Le Case del Parto sono strutture in cui partorire in modo non medicalizzato, privilegiando la “naturalezza” dell’evento.

Spesso abbiamo parlato delle modalità del parto, che restano una scelta, anzi, che devono essere una scelta della mamma,  perché l’evento non risulti soltanto una pratica dolorosa e soprattutto”pilotata” da altri.

La mamma, pur attraversando il dolore del travaglio, può gestirlo e aiutarsi, aiutando al contempo il nascituro a venire al mondo.

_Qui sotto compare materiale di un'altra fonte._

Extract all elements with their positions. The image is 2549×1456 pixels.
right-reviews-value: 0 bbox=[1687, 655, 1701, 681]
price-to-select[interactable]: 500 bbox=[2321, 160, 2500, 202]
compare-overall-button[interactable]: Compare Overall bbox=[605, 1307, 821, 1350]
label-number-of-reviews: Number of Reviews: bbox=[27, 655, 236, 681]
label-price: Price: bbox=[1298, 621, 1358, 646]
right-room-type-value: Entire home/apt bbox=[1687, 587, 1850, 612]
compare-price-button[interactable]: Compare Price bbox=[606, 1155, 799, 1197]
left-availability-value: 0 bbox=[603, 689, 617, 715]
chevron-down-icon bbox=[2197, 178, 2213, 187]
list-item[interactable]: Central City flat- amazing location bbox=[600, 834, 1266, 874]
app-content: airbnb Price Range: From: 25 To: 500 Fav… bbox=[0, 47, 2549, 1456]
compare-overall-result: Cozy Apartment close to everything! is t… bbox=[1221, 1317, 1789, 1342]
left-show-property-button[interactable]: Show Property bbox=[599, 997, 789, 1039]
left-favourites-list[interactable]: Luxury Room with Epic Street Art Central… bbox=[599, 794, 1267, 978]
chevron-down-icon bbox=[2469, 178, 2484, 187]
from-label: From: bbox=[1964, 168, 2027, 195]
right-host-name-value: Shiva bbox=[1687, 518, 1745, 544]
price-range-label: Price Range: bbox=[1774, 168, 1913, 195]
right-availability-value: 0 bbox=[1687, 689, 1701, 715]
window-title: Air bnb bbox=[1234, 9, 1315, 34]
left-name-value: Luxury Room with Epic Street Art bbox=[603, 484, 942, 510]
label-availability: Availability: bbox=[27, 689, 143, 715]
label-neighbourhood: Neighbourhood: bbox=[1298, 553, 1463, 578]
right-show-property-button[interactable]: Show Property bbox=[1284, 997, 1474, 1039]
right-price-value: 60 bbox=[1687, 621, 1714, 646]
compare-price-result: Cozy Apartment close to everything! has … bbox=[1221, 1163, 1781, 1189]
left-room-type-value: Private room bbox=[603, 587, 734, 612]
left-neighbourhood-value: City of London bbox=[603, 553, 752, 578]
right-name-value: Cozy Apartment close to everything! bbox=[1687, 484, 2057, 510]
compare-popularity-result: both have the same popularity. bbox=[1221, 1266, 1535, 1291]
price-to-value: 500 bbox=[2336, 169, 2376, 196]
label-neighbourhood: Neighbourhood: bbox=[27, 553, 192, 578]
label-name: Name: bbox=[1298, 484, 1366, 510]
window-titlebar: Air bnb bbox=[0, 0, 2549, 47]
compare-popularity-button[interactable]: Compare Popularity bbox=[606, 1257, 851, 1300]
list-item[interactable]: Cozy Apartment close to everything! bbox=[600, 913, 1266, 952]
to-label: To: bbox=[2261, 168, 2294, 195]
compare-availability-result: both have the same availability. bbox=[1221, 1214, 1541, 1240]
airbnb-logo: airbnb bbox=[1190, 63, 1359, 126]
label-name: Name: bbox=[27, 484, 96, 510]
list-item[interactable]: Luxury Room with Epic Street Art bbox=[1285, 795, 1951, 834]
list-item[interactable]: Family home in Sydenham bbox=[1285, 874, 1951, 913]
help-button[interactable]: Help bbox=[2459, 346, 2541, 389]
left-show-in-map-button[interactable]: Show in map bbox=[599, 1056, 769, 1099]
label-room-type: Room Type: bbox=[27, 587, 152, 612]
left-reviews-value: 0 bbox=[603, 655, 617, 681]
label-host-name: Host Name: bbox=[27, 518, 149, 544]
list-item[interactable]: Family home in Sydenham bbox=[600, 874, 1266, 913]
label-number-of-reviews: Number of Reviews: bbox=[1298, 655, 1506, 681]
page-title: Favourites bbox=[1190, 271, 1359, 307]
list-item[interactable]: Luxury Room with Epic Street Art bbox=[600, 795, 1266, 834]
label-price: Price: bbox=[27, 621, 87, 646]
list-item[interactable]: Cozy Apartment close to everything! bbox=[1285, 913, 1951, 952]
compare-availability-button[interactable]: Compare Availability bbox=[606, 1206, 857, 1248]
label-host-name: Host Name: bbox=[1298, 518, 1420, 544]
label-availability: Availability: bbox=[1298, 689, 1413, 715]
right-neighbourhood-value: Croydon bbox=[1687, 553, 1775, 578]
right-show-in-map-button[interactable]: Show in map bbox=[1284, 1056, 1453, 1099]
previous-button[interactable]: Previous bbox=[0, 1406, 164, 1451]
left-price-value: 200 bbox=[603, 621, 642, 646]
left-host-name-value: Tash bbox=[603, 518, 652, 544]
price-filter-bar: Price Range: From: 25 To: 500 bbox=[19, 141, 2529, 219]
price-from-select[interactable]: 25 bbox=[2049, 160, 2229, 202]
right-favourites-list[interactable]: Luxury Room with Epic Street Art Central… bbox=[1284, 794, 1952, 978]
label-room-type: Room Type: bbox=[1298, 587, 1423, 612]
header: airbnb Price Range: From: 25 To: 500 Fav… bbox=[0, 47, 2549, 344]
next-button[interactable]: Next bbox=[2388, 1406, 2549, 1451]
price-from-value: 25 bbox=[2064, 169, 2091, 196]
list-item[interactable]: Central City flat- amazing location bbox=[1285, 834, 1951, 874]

Come già visto, più le pratiche sono vicine a quello che è il naturale funzionamento fisiologico dei corpi, meno possibilità ci sono perché il parto sia davvero traumatico, per questo sempre più donne scelgono delle tecniche che consentano loro di assumere le posizioni desiderate, di muoversi, di aiutarsi in questa avventura così faticosa.

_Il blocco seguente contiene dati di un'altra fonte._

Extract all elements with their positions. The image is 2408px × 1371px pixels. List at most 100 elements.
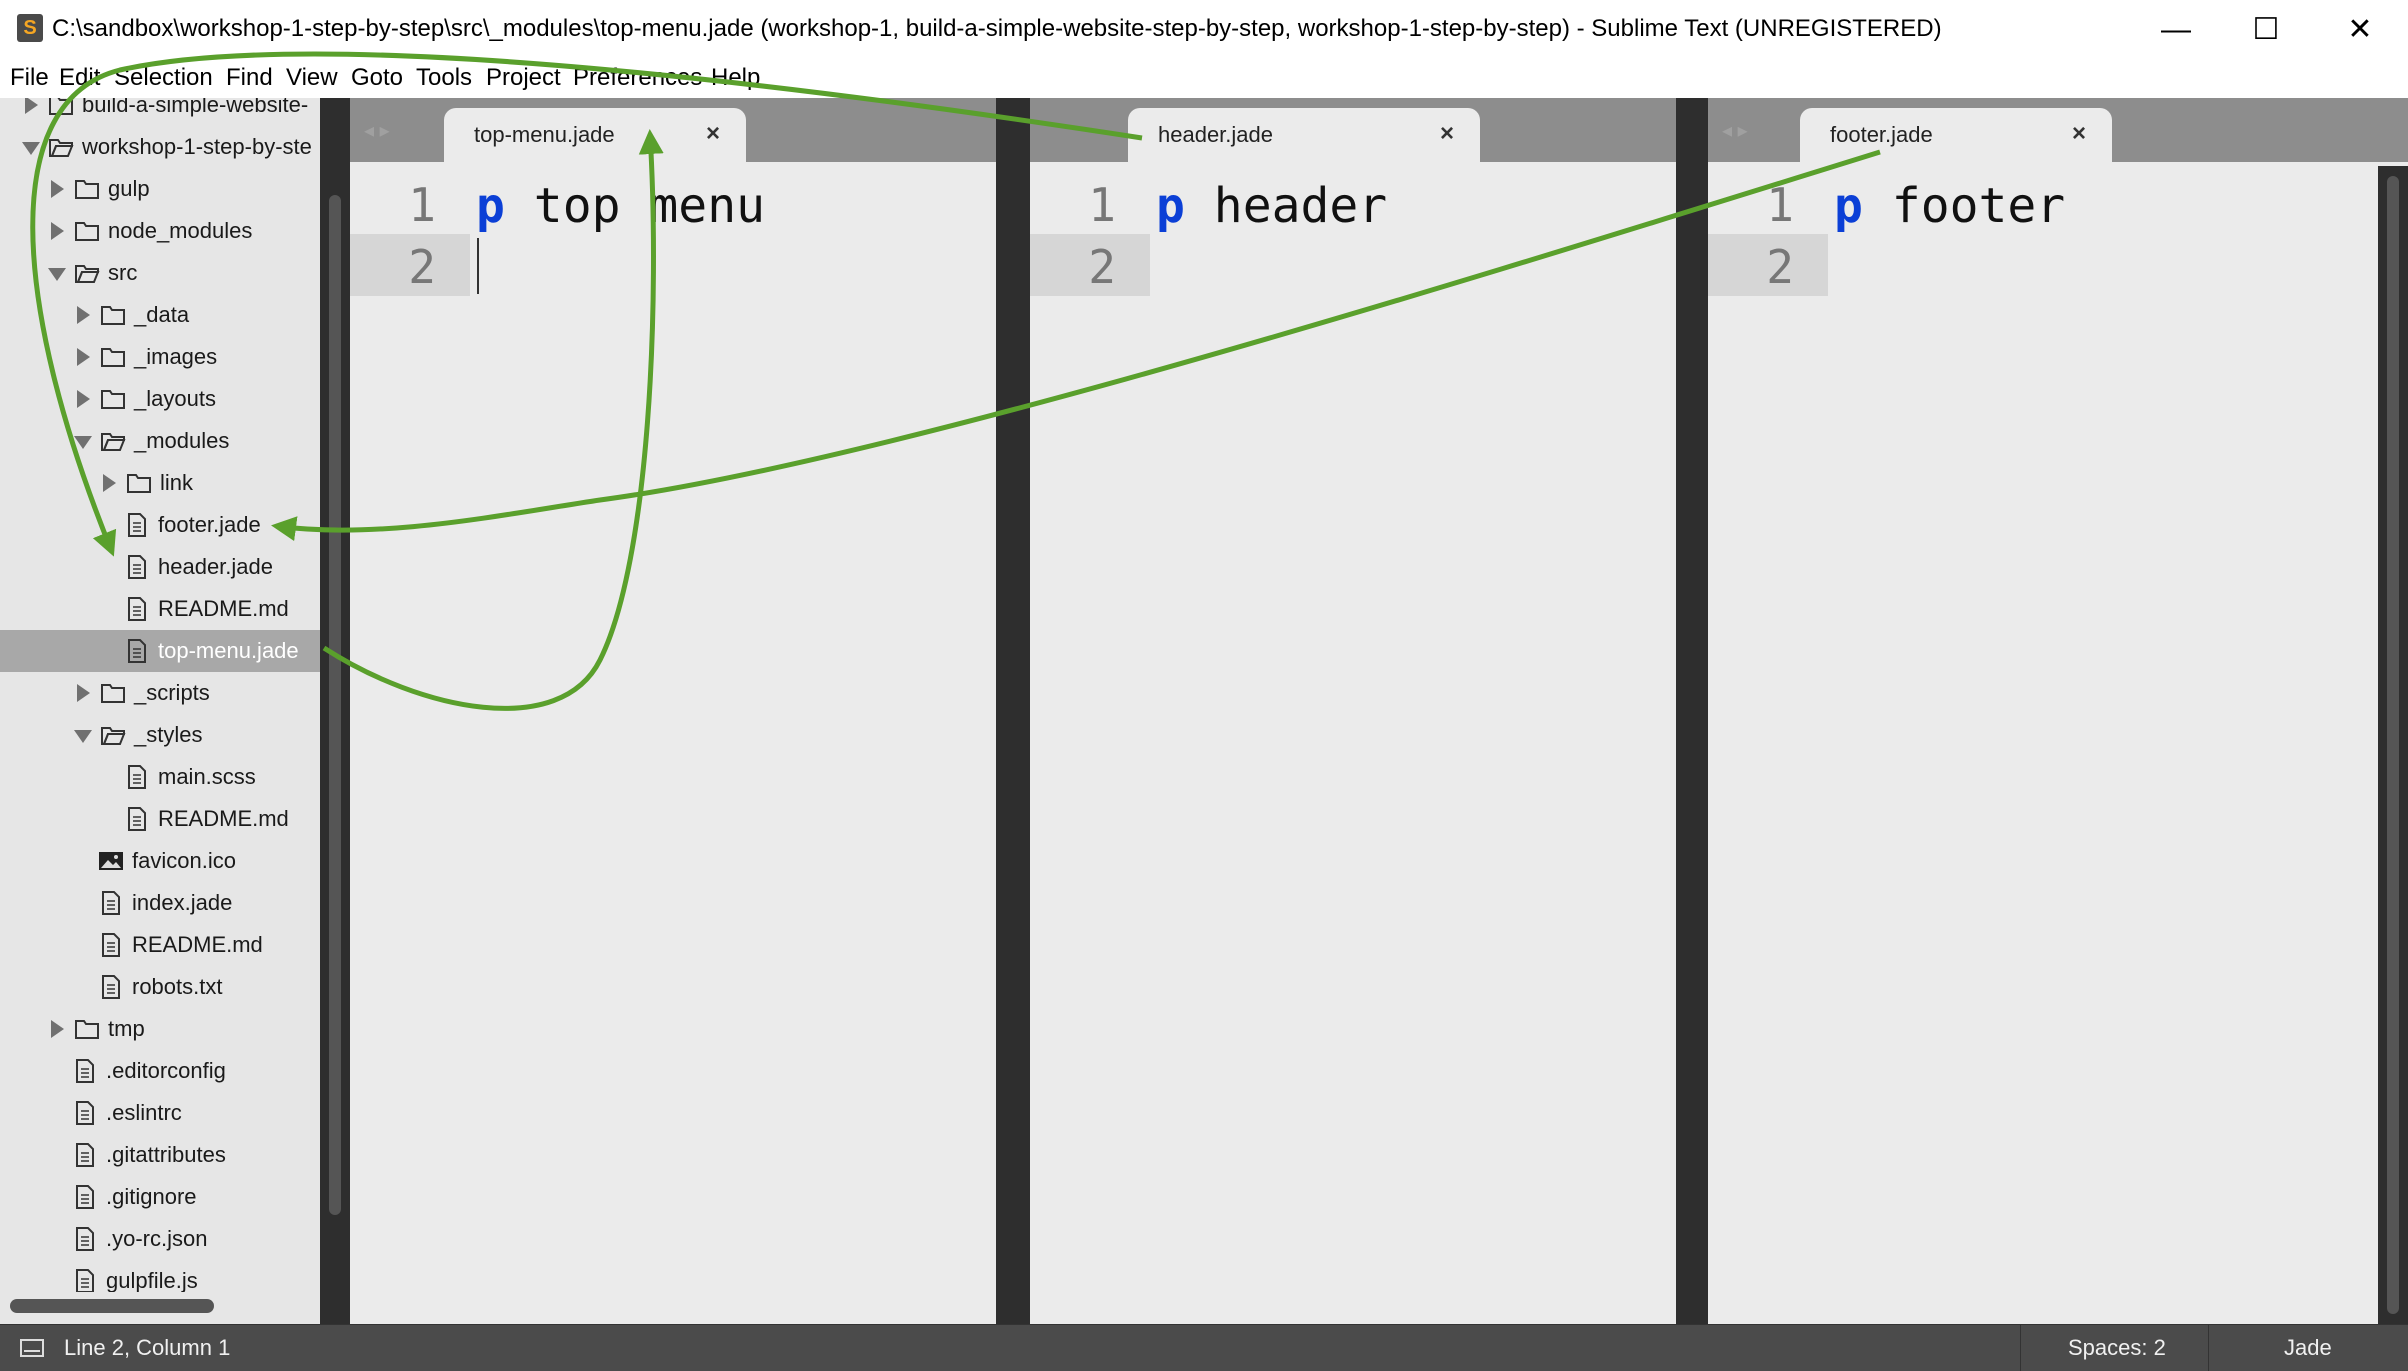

E ogni tanto si aprono spiragli di luce, in questo senso, anche dal punto di vista delle strutture disponibili perché questo sia possibile.

A Roma, ad esempio, c’è un contesto speciale: la Casa del Parto AcquaLuce, una struttura pubblica  di competenza della Asl Roma D (municipio di Ostia), dove si pratica un parto il più possibile naturale, e dove ci sono a disposizione vasche per partorire in acqua, e l’edificio ha come panorama il verde della pineta in cui è immerso.

Le case del Parto in Italia sono 6 in tutto e in tutte quante si pratica una politica che privilegia la relazione mamma-papà-nascituro, eliminando il più possibile un’assistenza medicalizzata alla gravidanza (esami invasivi, elevato numero di visite) e al parto, ma favorendo un’atmosfera tranquilla e naturale in cui far venire al mondo il proprio bimbo.

Le ostetriche in questi contesti sono coloro che prendono in carico la mamma e il papà consigliando le mamme e coinvolgendo nell’evento anche i papà, il tutto chiaramente nella massima sicurezza dal punto di vista sanitario.

Ora arriva la brutta notizia: a causa della mancanza di fondi, come si legge in articolo de “Il Fatto Quotidiano”,  la Casa del Parto di Roma-Ostia rischia la chiusura e con essa, si rischia di perdere una possibilità civile, evoluta e naturale di vivere un’esperienza così importante come il dare-venire alla luce.